The “I’m a good husband” image. She doesn’t appreciate me.

TD> This can apply in a work environment. Or church. Or anything!

Page 87

Box behaviors: inflating self, vilifying the other person.

Toward the bottom of the page

The confusing of knowing he [Bud] was in the box, but not having a sense of where he had betrayed himself.

Page 88 – 90

Bud didn’t have that feeling of betrayal that put him in the box, because he had already been in the box!

Middle of page 88

[Kate] If people act in ways that challenge the claim made by a self-justifying image, we see them as threats. If they reinforce the claim made by a self-justifying image, we see them as allies. If they fail to mater to a self-justifying image, we see them as unimportant. Whichever way we see them, they’re just objects to us. We’re already in the box. That’s Bud’s point.

Middle of page 89

[Bud] Almost anything van be perverted into a self-justifying image.

TD> [editorializing]. When we have a sense we should do something for someone, and don’t, that’s self-betrayal. But if we don’t have any sense we should do something for someone {assumed: someone we care about or work with}, then it implies we are already in the box toward them!

Top of page 90

[Bud] … it’s good to think of others, but who am I thinking of when I’m thinking of myself as the sort of person who thinks o others?

TD> I live in this world! I care how others view me. Perhaps way too much!

Middle of page 90

[Bud] Let’s say you have a self-justifying image that says you know everything. How do you supposed you’d feel toward someone who suggested something new to you?

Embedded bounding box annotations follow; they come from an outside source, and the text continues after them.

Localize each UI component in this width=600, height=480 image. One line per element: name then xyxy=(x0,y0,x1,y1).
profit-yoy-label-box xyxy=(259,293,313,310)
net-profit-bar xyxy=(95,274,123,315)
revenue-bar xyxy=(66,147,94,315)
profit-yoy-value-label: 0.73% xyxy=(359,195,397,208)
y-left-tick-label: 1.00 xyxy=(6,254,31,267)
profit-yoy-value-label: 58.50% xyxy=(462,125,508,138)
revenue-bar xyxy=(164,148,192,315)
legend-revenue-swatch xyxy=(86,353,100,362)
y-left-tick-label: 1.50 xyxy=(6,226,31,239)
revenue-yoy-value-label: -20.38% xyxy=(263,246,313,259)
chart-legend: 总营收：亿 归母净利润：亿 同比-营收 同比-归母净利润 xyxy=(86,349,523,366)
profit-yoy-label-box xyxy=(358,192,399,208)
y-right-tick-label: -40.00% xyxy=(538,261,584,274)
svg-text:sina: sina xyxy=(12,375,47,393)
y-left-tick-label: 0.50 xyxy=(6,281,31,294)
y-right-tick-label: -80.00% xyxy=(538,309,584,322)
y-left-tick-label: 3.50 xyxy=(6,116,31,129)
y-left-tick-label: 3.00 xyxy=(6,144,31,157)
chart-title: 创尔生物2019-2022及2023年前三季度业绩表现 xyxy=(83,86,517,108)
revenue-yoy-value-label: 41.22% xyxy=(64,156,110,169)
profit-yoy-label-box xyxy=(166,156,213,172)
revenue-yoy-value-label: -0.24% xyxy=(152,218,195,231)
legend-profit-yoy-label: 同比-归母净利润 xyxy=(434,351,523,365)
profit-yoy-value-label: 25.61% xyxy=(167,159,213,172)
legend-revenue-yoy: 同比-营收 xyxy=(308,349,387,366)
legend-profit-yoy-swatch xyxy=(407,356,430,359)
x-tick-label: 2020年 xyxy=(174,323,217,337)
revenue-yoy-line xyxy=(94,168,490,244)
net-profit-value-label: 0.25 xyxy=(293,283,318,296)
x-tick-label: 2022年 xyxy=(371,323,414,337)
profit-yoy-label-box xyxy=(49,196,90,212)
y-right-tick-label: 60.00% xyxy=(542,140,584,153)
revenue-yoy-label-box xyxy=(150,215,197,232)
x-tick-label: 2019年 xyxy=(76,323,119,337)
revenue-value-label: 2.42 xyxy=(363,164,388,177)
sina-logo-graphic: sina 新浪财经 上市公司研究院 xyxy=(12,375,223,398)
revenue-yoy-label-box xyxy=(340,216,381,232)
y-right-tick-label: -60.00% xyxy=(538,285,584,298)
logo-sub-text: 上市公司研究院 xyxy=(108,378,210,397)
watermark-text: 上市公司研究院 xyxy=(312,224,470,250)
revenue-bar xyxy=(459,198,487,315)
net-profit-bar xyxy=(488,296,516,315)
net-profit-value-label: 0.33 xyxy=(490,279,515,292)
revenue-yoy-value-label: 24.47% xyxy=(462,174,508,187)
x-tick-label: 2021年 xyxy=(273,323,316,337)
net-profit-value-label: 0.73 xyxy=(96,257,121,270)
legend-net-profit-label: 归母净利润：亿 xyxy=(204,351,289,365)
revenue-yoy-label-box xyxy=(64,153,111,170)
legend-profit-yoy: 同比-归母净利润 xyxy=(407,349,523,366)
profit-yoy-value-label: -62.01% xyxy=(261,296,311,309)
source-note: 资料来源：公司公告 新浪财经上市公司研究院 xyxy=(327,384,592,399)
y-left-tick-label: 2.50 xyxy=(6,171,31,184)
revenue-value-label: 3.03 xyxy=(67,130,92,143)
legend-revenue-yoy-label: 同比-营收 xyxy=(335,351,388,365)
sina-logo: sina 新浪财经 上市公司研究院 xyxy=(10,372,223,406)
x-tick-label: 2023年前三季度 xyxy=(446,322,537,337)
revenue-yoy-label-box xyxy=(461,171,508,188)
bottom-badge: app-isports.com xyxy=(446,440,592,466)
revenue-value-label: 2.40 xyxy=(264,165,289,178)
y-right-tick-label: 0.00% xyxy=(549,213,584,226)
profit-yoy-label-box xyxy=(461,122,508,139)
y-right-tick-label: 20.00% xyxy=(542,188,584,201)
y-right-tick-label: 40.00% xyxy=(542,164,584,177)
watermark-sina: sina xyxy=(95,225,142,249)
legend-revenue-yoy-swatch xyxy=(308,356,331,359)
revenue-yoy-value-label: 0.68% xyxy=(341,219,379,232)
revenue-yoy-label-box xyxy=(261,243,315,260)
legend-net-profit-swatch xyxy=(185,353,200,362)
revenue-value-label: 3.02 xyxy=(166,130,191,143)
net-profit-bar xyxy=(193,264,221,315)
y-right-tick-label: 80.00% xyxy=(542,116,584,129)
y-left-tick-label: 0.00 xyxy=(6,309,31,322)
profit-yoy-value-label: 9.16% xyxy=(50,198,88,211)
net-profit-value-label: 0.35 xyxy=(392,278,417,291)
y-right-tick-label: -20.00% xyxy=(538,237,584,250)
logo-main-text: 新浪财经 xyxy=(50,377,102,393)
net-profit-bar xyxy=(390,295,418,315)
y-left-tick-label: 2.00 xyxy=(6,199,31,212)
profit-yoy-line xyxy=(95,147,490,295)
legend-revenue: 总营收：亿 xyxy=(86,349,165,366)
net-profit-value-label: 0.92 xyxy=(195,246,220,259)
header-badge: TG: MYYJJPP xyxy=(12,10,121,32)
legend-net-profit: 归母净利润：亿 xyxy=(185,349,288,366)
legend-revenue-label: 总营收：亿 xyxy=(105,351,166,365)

TD> Failing to be a truth-seeker will always go badly. Reference Thinking in Bets, How to Have Impossible Conversations, and many others.

Middle of page 91, Tom’s anger as he realizes he’s in the box. Tom was angry at her for being like he was being!

TD> Awareness!

Bottom of page 91

[Tom] For the first time that afternoon, I was fully open to what Bud and Kate were sharing with me — open to the possibility that I had a problem. … I knew I had a problem, and in some ways a big one. Until that moment, I’d felt that giving in to the possibility that I had a problem would mean that I was the loser …

TD> Our competitive nature; there must be winners and losers. Pretty much the opposite of being partners.

Page 92

[Tom] I felt hope. Amazingly, I felt hop in the moment I discovered I had a problem.

TD> In business, we talk often about how the first step to solving a problem is understanding the problem. Maybe the first sub-step to that first step is admitting the possibility *I* might be the problem.

Final paragraph

[Bud] We have one more thing to talk about … and se what all this means for Zagrum.

Chapter Summary: A lot of clarity here, and probably more confusion to go with it. How we get in the box, how we discover we’re already in the box, and only small hints of how to get out of the box. Self-betrayal gets us in. Lack of any sense we should do something for someone says we’re already in. What seems to be the recurring bottom line, There are people, and there are objects. Maybe that’s the key. Until I see people as people, I’ll get in, and stay in, the box. “what can he or she do for me?”

TD> This is stirring up all kinds of stuff. I’m not exactly sure what! I don’t “do” emotions well. I certainly have them, but I don’t understand them, and this is really confusing stuff.